You have to feel slightly sorry for viola players. Not only is the solo repertoire for the instrument very thin, they have to put up with being the butt of innumerable jokes by other orchestral musicians (An example: What's the sweetest sound a viola can make? Splash!)
As a composer who played viola with the Berlin Philharmonic for 16 years, Brett Dean seems keenly aware of his outsider status. "So much music written for the viola is characterised by a particular sense of melancholy," he says, "invariably coupled with a busy, dogged brand of defiance or even gruffness."
His own concerto - which Dean performed with the BBC Philharmonic as the centrepiece of a mini-festival dedicated to his work - is an attempt to wipe the slate clean of viola cliches and investigate the "true character of the instrument".
Perhaps it is an example of extreme self-deprecation on Dean's part, or cloth ears on mine, but the character he evokes does indeed seem to be primarily dogged, gruff and defiant.

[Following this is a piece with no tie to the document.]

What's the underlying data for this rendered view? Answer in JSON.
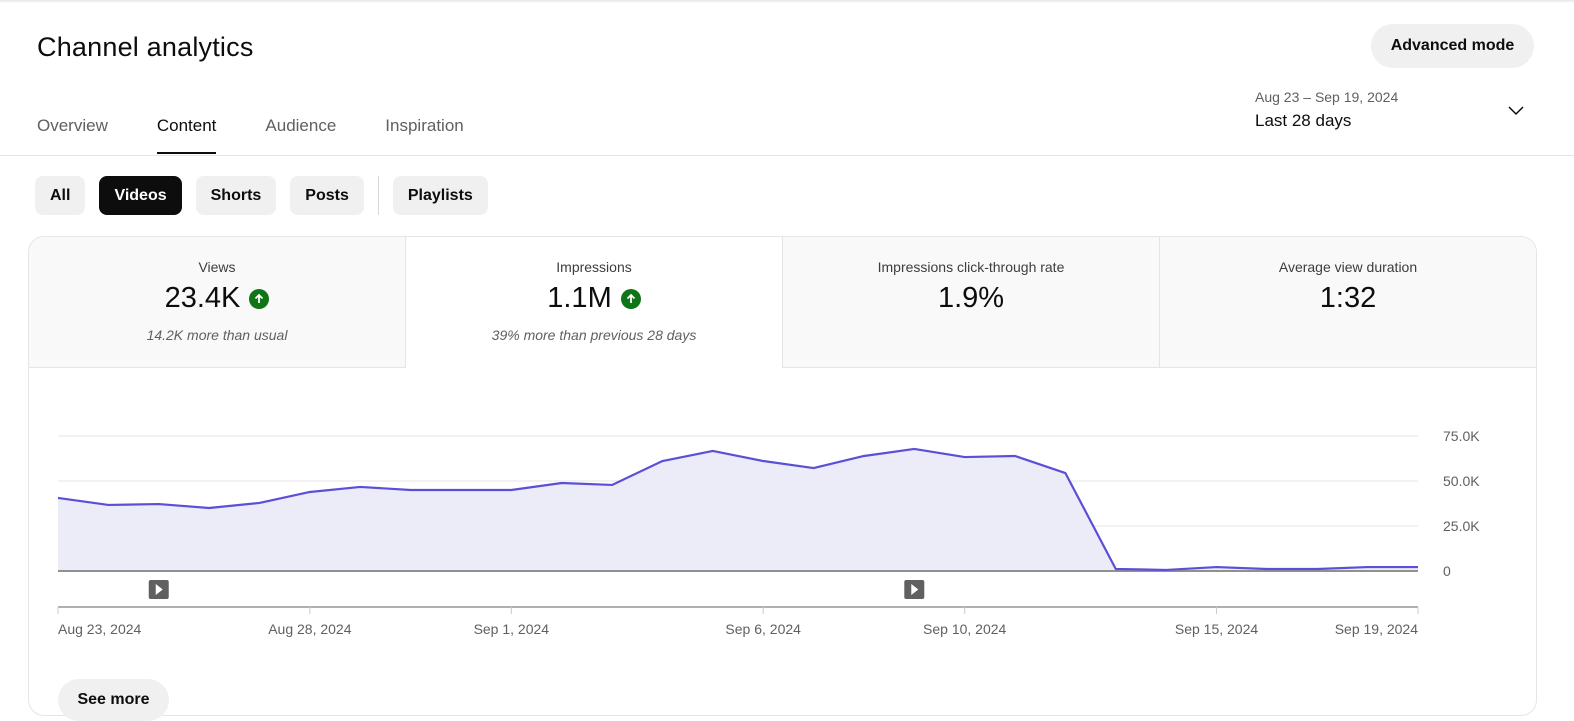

But Dean's brilliant sense of humour comes to the fore in a suite of extracts from a forthcoming opera based on Peter Carey's novel Bliss, due to be premiered in Sydney in 2010. For this story of an Australian advertising executive who thinks he has died and gone to hell, Dean combines street noise, advertising jingles and air-conditioning hum in a hellish potpourri of modern life that climaxes in a convulsive orchestral heart attack. If Dean's vocal writing is half as expressive, he could be on course to produce the first great landmark opera of the 21st century.